Il convient d’être prudent et de ne pas tenter de confisquer la procédure de divorce pour en faire un terrain de règlement de compte. Le risque d’une contrattaque calomnieuse est un grand classique entraînant une spirale conflictuelle qui fragilise davantage la situation familiale et rend plus difficile la protection de l’enfant.

II. LE DROIT DE GARDE : L’INTERET SUPERIEUR DE L’ENFANT

La question de la garde des enfants soulève alors une problématique délicate: comment concilier l’intérêt supérieur de l’enfant avec la situation d’un parent impliqué dans une dérive sectaire ?

a. La position de principe garde alternée

L’adhésion a une dérive sectaire n’est pas un critère qui peut venir affecter la détermination de la garde d’un enfant. Un juge procède selon ses critères classiques : le principe est la garde alternée sauf en cas de danger immédiat pour l’enfant. Le critère du danger est élevé : un juge a maintenu la garde d’un enfant chez une mère raélienne dont le compagnon prônait l’initiation sexuelle des mineure …. Le juge a juste ordonné que l’enfant ne soit pas mise en lien avec le groupement.

La tentation peut paraitre grande de faire de la dérive sectaire un cheval de bataille, mais cela est vain et risque surtout de pousse la victime vers une contrattaque qui aura pour base de la calomnie.

Il convient de donc de ne s’engager sur ce domaine qu’en cas de risque pour l’enfant avéré : risque médical, risque de violences sexuelles, risque de déscolarisation.

La question n’est pas la même en cas de changement de résidence du parent adepte à une certaine distance du domicile, ce qui rendra nécessaire une garde chez un seul des parents. Il convient alors d’agir le plutôt possible pour empêcher le déplacement de l’enfant et de bien maintenir sa scolarisation.

b. Est-ce dire qu’il faut abandonner les enfants ?
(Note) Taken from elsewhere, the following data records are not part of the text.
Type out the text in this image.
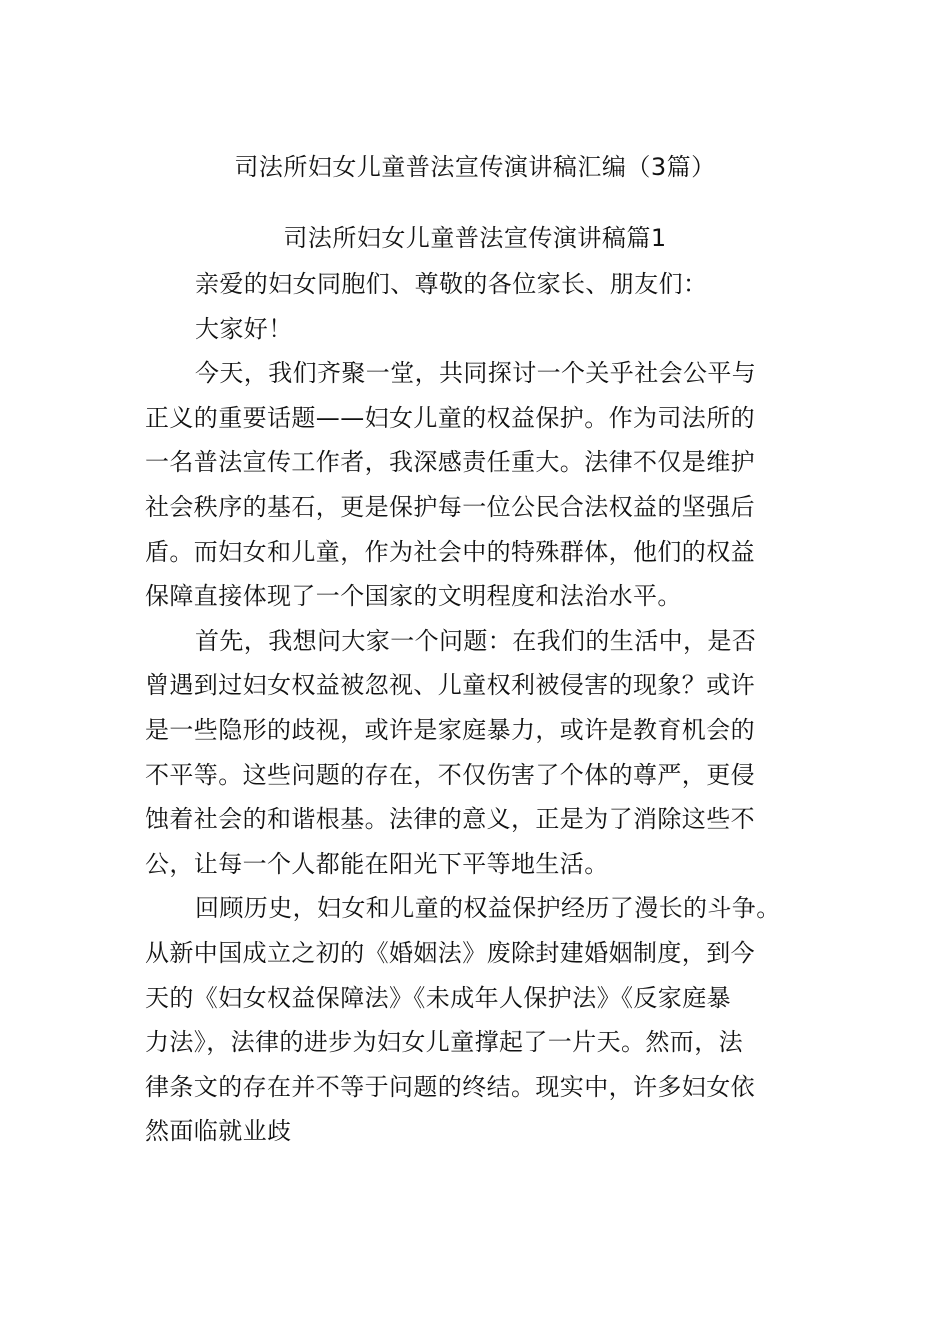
司法所妇女儿童普法宣传演讲稿汇编（3篇）
司法所妇女儿童普法宣传演讲稿篇1
亲爱的妇女同胞们、尊敬的各位家长、朋友们：
大家好！
今天，我们齐聚一堂，共同探讨一个关乎社会公平与
正义的重要话题——妇女儿童的权益保护。作为司法所的
一名普法宣传工作者，我深感责任重大。法律不仅是维护
社会秩序的基石，更是保护每一位公民合法权益的坚强后
盾。而妇女和儿童，作为社会中的特殊群体，他们的权益
保障直接体现了一个国家的文明程度和法治水平。
首先，我想问大家一个问题：在我们的生活中，是否
曾遇到过妇女权益被忽视、儿童权利被侵害的现象？或许
是一些隐形的歧视，或许是家庭暴力，或许是教育机会的
不平等。这些问题的存在，不仅伤害了个体的尊严，更侵
蚀着社会的和谐根基。法律的意义，正是为了消除这些不
公，让每一个人都能在阳光下平等地生活。
回顾历史，妇女和儿童的权益保护经历了漫长的斗争。
从新中国成立之初的《婚姻法》废除封建婚姻制度，到今
天的《妇女权益保障法》《未成年人保护法》《反家庭暴
力法》，法律的进步为妇女儿童撑起了一片天。然而，法
律条文的存在并不等于问题的终结。现实中，许多妇女依
然面临就业歧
Dans la majorité des cas, la garde sera alternée. Cela ne veut pas dire que l’enfant va sombrer aussi dans la croyance. Le principe de la garde alternée est le partage de l’autorité parentale et des choix éducatifs et la présence équilibrer des parents. Il convient donc de voir cette garde alternée comme une chance pour assurer une autre vision à l’enfant. La prise de connaissance des croyances de l’autre parent et une approche différente permet à l’enfant de faire son choix. L’enfant est aussi digne de faire son choix et la présence d’un parent dans un groupe déviant d’entraine pas nécessairement son adhésion. La question est plus complexe en cas de décision de domicile parental chez un des parents : l’adeptes. Ce cas de figure se profile quand l’adhésion entraîne une relocalisation géographique.

Conclusion :

Le droit de la famille ne traite pas les croyances comme des fautes. Seule leur traduction concrète dans la vie de l’enfant est prise en compte. Il faut éviter les conflits idéologiques et privilégier une approche basée sur les faits. Le parent non- adepte doit documenter, rester calme et protéger, sans jamais chercher à discréditer frontalement l’autre. C’est par la constance, la présence et l’exemple qu’il préservera l’enfant.

Infos pratiques :

– L’adhésion à une secte n’est pas une cause de divorce pour faute. – Le juge privilégie la garde alternée sauf en cas de danger réel, démontré. – L’ordonnance de protection permet une réaction rapide en cas de violence psychologique.

– Le droit collaboratif ou la médiation permettent de limiter l’escalade judiciaire. – En cas de déscolarisation ou de relocalisation, agir rapidement auprès du JAF.